Un labirinto di morti sospette si intreccia alla sparizione di un prezioso dipinto, nei giorni in cui la Repubblica sociale italiana vede consumarsi gli ultimi sussulti del nazifascismo.
    Sulle rive del Garda, nell'autunno di nebbie e violenza del 1944, torna in azione il colonnello Martin Bora, l'ufficiale-detective creato da Ben Pastor, scrittrice nata in Italia ma naturalizzata americana che ha aperto una nuova via al mystery storico, coniugando la minuziosa documentazione a un coinvolgente approfondimento psicologico di personaggi e contesti del passato.
    Questa è la dodicesima avventura dell'aristocratico militare della Wehrmacht, lacerato tra il giuramento di fedeltà alla patria e gli orrori di un regime da cui si è progressivamente isolato, tanto da finire nella lista nera di Ss e Gestapo. Bora viene inviato nella zona di Salò per investigare sul furto di un quadro di rara sensualità, una Venere di Tiziano, ma la sua attenzione viene ben presto attirata da un suicidio con molti dubbi cui seguiranno altri casi analoghi. Si profila l'ombra di un serial killer, mentre l'ufficiale deve fronteggiare nemici palesi e occulti. Le forze armate repubblichine e quelle tedesche non nascondono la reciproca insofferenza, in una danza macabra sempre più sospesa sull'orlo dell'abisso.
    La Venere di Salò è probabilmente, insieme a Kaputt Mundi, il romanzo più suggestivo della serie.
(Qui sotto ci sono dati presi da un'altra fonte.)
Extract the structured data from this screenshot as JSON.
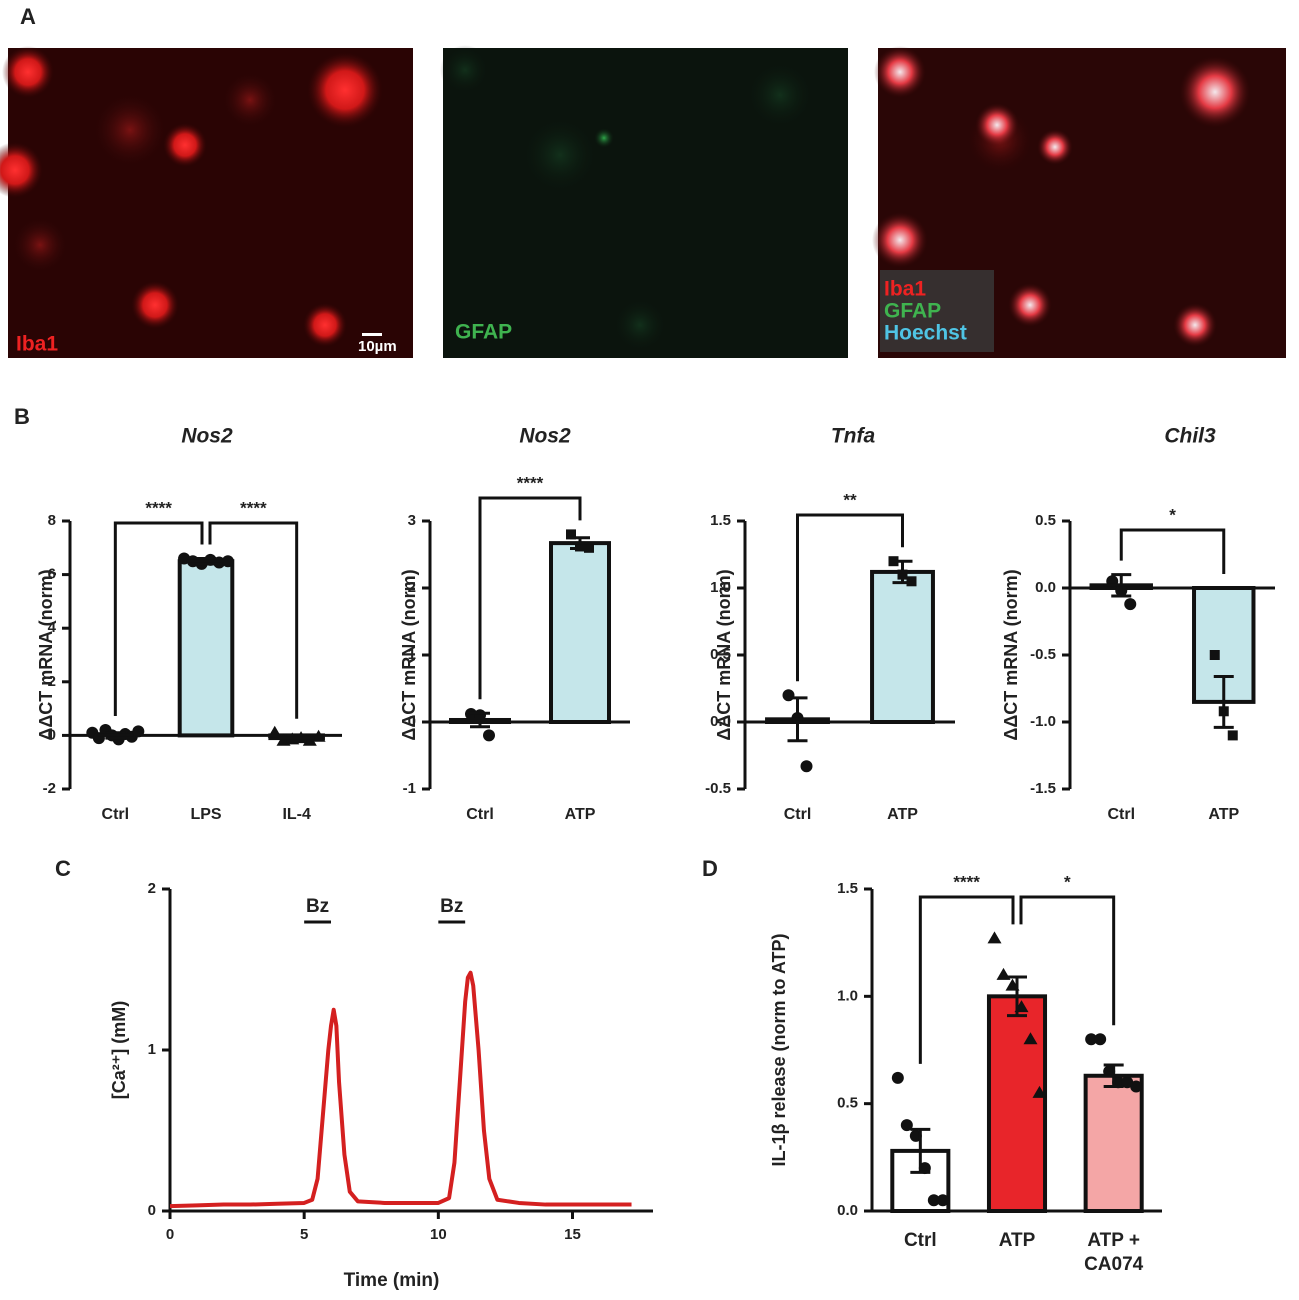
{
  "panel_labels": [
    "A",
    "B",
    "C",
    "D"
  ],
  "images": [
    {
      "labels": [
        "Iba1"
      ],
      "scale_bar": "10µm"
    },
    {
      "labels": [
        "GFAP"
      ]
    },
    {
      "labels": [
        "Iba1",
        "GFAP",
        "Hoechst"
      ]
    }
  ],
  "chart_data": [
    {
      "type": "bar",
      "title": "Nos2",
      "ylabel": "ΔΔCT mRNA (norm)",
      "categories": [
        "Ctrl",
        "LPS",
        "IL-4"
      ],
      "values": [
        0,
        6.5,
        -0.1
      ],
      "errors": [
        0.1,
        0.1,
        0.1
      ],
      "points": [
        [
          0.1,
          -0.1,
          0.2,
          0,
          -0.15,
          0.05,
          -0.05,
          0.15
        ],
        [
          6.6,
          6.5,
          6.4,
          6.55,
          6.45,
          6.5
        ],
        [
          0.1,
          -0.2,
          -0.15,
          -0.1,
          -0.2,
          -0.05
        ]
      ],
      "colors": [
        "#ffffff",
        "#c5e6ea",
        "#ffffff"
      ],
      "markers": [
        "circle",
        "circle",
        "triangle"
      ],
      "significance": [
        {
          "from": 0,
          "to": 1,
          "label": "****"
        },
        {
          "from": 1,
          "to": 2,
          "label": "****"
        }
      ],
      "ylim": [
        -2,
        8
      ],
      "yticks": [
        -2,
        0,
        2,
        4,
        6,
        8
      ]
    },
    {
      "type": "bar",
      "title": "Nos2",
      "ylabel": "ΔΔCT mRNA (norm)",
      "categories": [
        "Ctrl",
        "ATP"
      ],
      "values": [
        0.03,
        2.67
      ],
      "errors": [
        0.1,
        0.08
      ],
      "points": [
        [
          0.12,
          0.1,
          -0.2
        ],
        [
          2.8,
          2.62,
          2.6
        ]
      ],
      "colors": [
        "#ffffff",
        "#c5e6ea"
      ],
      "markers": [
        "circle",
        "square"
      ],
      "significance": [
        {
          "from": 0,
          "to": 1,
          "label": "****"
        }
      ],
      "ylim": [
        -1,
        3
      ],
      "yticks": [
        -1,
        0,
        1,
        2,
        3
      ]
    },
    {
      "type": "bar",
      "title": "Tnfa",
      "ylabel": "ΔΔCT mRNA (norm)",
      "categories": [
        "Ctrl",
        "ATP"
      ],
      "values": [
        0.02,
        1.12
      ],
      "errors": [
        0.16,
        0.08
      ],
      "points": [
        [
          0.2,
          0.03,
          -0.33
        ],
        [
          1.2,
          1.1,
          1.05
        ]
      ],
      "colors": [
        "#ffffff",
        "#c5e6ea"
      ],
      "markers": [
        "circle",
        "square"
      ],
      "significance": [
        {
          "from": 0,
          "to": 1,
          "label": "**"
        }
      ],
      "ylim": [
        -0.5,
        1.5
      ],
      "yticks": [
        -0.5,
        {
          "value": 0,
          "label": "0.0"
        },
        0.5,
        {
          "value": 1,
          "label": "1.0"
        },
        1.5
      ]
    },
    {
      "type": "bar",
      "title": "Chil3",
      "ylabel": "ΔΔCT mRNA (norm)",
      "categories": [
        "Ctrl",
        "ATP"
      ],
      "values": [
        0.02,
        -0.85
      ],
      "errors": [
        0.08,
        0.19
      ],
      "points": [
        [
          0.05,
          -0.02,
          -0.12
        ],
        [
          -0.5,
          -0.92,
          -1.1
        ]
      ],
      "colors": [
        "#ffffff",
        "#c5e6ea"
      ],
      "markers": [
        "circle",
        "square"
      ],
      "significance": [
        {
          "from": 0,
          "to": 1,
          "label": "*"
        }
      ],
      "ylim": [
        -1.5,
        0.5
      ],
      "yticks": [
        -1.5,
        {
          "value": -1,
          "label": "-1.0"
        },
        -0.5,
        {
          "value": 0,
          "label": "0.0"
        },
        0.5
      ]
    },
    {
      "type": "line",
      "xlabel": "Time (min)",
      "ylabel": "[Ca²⁺] (mM)",
      "color": "#d42020",
      "x": [
        0,
        1,
        2,
        3,
        4,
        5,
        5.3,
        5.5,
        5.7,
        5.9,
        6.0,
        6.1,
        6.2,
        6.3,
        6.5,
        6.7,
        7,
        8,
        9,
        10,
        10.4,
        10.6,
        10.8,
        11.0,
        11.1,
        11.2,
        11.3,
        11.5,
        11.7,
        11.9,
        12.2,
        13,
        14,
        15,
        16,
        17.2
      ],
      "values": [
        0.03,
        0.035,
        0.04,
        0.04,
        0.045,
        0.05,
        0.07,
        0.2,
        0.6,
        1.0,
        1.15,
        1.25,
        1.15,
        0.8,
        0.35,
        0.12,
        0.06,
        0.05,
        0.05,
        0.05,
        0.08,
        0.3,
        0.8,
        1.3,
        1.45,
        1.48,
        1.4,
        1.0,
        0.5,
        0.2,
        0.07,
        0.05,
        0.04,
        0.04,
        0.04,
        0.04
      ],
      "annotations": [
        {
          "label": "Bz",
          "x": [
            5,
            6
          ]
        },
        {
          "label": "Bz",
          "x": [
            10,
            11
          ]
        }
      ],
      "xlim": [
        0,
        18
      ],
      "xticks": [
        0,
        5,
        10,
        15
      ],
      "ylim": [
        0,
        2
      ],
      "yticks": [
        0,
        1,
        2
      ]
    },
    {
      "type": "bar",
      "ylabel": "IL-1β release (norm to ATP)",
      "categories": [
        "Ctrl",
        "ATP",
        "ATP + CA074"
      ],
      "values": [
        0.28,
        1.0,
        0.63
      ],
      "errors": [
        0.1,
        0.09,
        0.05
      ],
      "points": [
        [
          0.62,
          0.4,
          0.35,
          0.2,
          0.05,
          0.05
        ],
        [
          1.27,
          1.1,
          1.05,
          0.95,
          0.8,
          0.55
        ],
        [
          0.8,
          0.8,
          0.65,
          0.6,
          0.6,
          0.58
        ]
      ],
      "colors": [
        "#ffffff",
        "#e8252a",
        "#f4a6a6"
      ],
      "markers": [
        "circle",
        "triangle",
        "circle"
      ],
      "significance": [
        {
          "from": 0,
          "to": 1,
          "label": "****"
        },
        {
          "from": 1,
          "to": 2,
          "label": "*"
        }
      ],
      "ylim": [
        0,
        1.5
      ],
      "yticks": [
        {
          "value": 0,
          "label": "0.0"
        },
        0.5,
        {
          "value": 1,
          "label": "1.0"
        },
        1.5
      ]
    }
  ]
}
Lo scenario è il crepuscolare, decadente mondo della Repubblica di Salò, dove "il potere e i suoi simboli roteavano lenti, come schiuma che si avvicina allo scarico prima di cadervi dentro". L'intero romanzo è pervaso da un senso di fine imminente, come nella scena delle celebrazioni a Milano per l'anniversario della marcia su Roma: "Una resurrezione spastica di terminazioni nervose, nient'altro.
    Vecchie canzoni, vecchie grida e l'inutile rimbombo degli stivali. Eppure tutto aveva un che di coraggiosamente, eroicamente folle".
    Martin Bora si muove sul filo del rasoio, in un mondo allo sbando dove i piccoli gesti di umanità sono un'ancora di salvezza. Incontra personaggi della storia, dal maresciallo Graziani ai famigerati Priebke e Kappler, e si trattiene in colte conversazioni con il saggio antiquario ebreo Conforti, rassegnato al suo destino tanto da rifiutare l'offerta di una via di fuga. Vere coprotagoniste del libro sono la Venere di Tiziano e il suo riflesso in carne e ossa, la seducente Annie Tedesco, figlia del proprietario del quadro rubato. Per l'ufficiale, reduce dalla traumatica fine del suo matrimonio, l'enigmatica italiana diviene ossessione e rifugio, come le emozioni suscitate dal dipinto: "Sembrava perdere corporeità nella penombra... il suo pallore e i capelli bruni la assimilavano a un simulacro di notte e avorio". Intanto i nemici di Martin si preparano a stringergli il cappio al collo, raccogliendo prove schiaccianti sulla sua infedeltà al nazismo, mentre l'ufficiale finisce anche nel mirino dei partigiani. Il lago di Garda e le sue nebbie sono fitti di pericoli, ma Bora non tenta in alcun modo di evitarli: "Le cose che il tedesco temeva erano quelle verso cui andava sempre". Il colto, malinconico, inquieto eroe della scrittrice dovrà smascherare il colpevole e provare a sfuggire al plotone di esecuzione, in un finale difficile da dimenticare.